Pages

Monday, May 14, 2018

About Those Great Inspection Provisions

I keep hearing defenders of the Iran deal wailing about the end of those great provisions providing rapid access to Iran's nuclear sites. I don't see what these defenders claim.

Let's go back to my first reading of the Iran nuclear deal (the provisions made public, anyway) for the inspection provisions:

At page 42 we get to access to nuclear facilities. The section starts out by saying access shall be requested "in good faith, with due observation of the sovereign rights of Iran, and kept to the minimum necessary to effectively implement the verification responsibilities" under the deal.

Who decides good faith, what doesn't interfere with sovereign rights, and what the minimum is? These sound like multiple grounds for Iran to halt inspections.

If we think there are unlawful activities or materials or undeclared facilities, the IAEA has to tell Iran the basis for the concerns and request clarification. No time limit is mentioned for getting clarification.

If the clarification doesn't resolve the IAEA's concerns--not our concerns apparently, just the secretive IAEA's--the IAEA may request access to the location and provide Iran with reasons in writing and make available relevant information. May? Not must? What is relevant? The name of whoever provided the information? The type of satellite that spotted something? Doesn't this just give Iran information to refine their ability to avoid detection?

On page 43, Iran can propose an alternative to site visits, which should be given due and prompt consideration! Seriously?

Ah, the first time frame. So that doesn't include the time for clarification of the concerns expressed to Iran.
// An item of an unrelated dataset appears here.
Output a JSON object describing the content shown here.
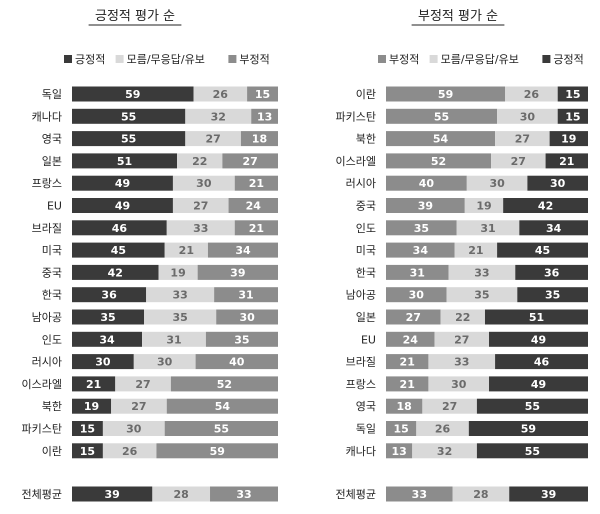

If the absence of unlawful materials or activities cannot be verified within 14 days of the IAEA original request for access, Iran and the IAEA have to agree to a means to resolve the dispute.

And I'll ask whether this will morph into the need for the IAEA to prove there is unlawful materials or acclivities, the way Saddam got the world to reverse his WMD obligations under the 1991 ceasefire.

Anyway, if following that 14-day period, the IAEA and Iran can't agree to means to resolve the dispute, a vote of 5 out of 8 members of the Joint Commission (one each from France, Germany, the United Kingdom, China, Russia, the United States, Iran, and the European Union) would approve advice on means for resolving the IAEA concerns.

China, Russia, and Iran will vote as a bloc, meaning Iran only has to bribe one country to abstain (coughfrancecough).

The commission would have 7 days for this step and the Iranians would have 3 days to implement the means.

So that's the 24 days we keep hearing about for access to nuclear sites. I'm still not confident that clarification efforts won't suspend that time. Lord knows how long that can last. And that is only if the IAEA decides to try to gain access to the site. They don't have to do that and we can't make them try.

Nor am I confident that logistical considerations won't stall the process. What if the Joint Commission needs a week to gather? Does that halt the time periods?

What if the Russian commissioner has an ingrown toe nail and can't make it for 3 weeks? Or if the Chinese commission member resigns and it takes a month for China to appoint a replacement?

What if it is Ramadan and of course the Iranian representative can't make it for weeks?

What if the EU representative is on vacation for the entire month of August and can't be reached?

Clearly, we just wait, right?

And consider that the IAEA has to tell Iran the basis for the concern. So Iran gets to figure out who blew the whistle and kill the leaker and/or figure out a better way to hide their activities. So we will always have to weigh the revelation of our sources against the gains we might make trying to get access to a site.

I see plenty of ways for Iran to delay, deflect, and deny inspections. Just what are the Iranian deal defenders reading, anyway? Certainly not what I read.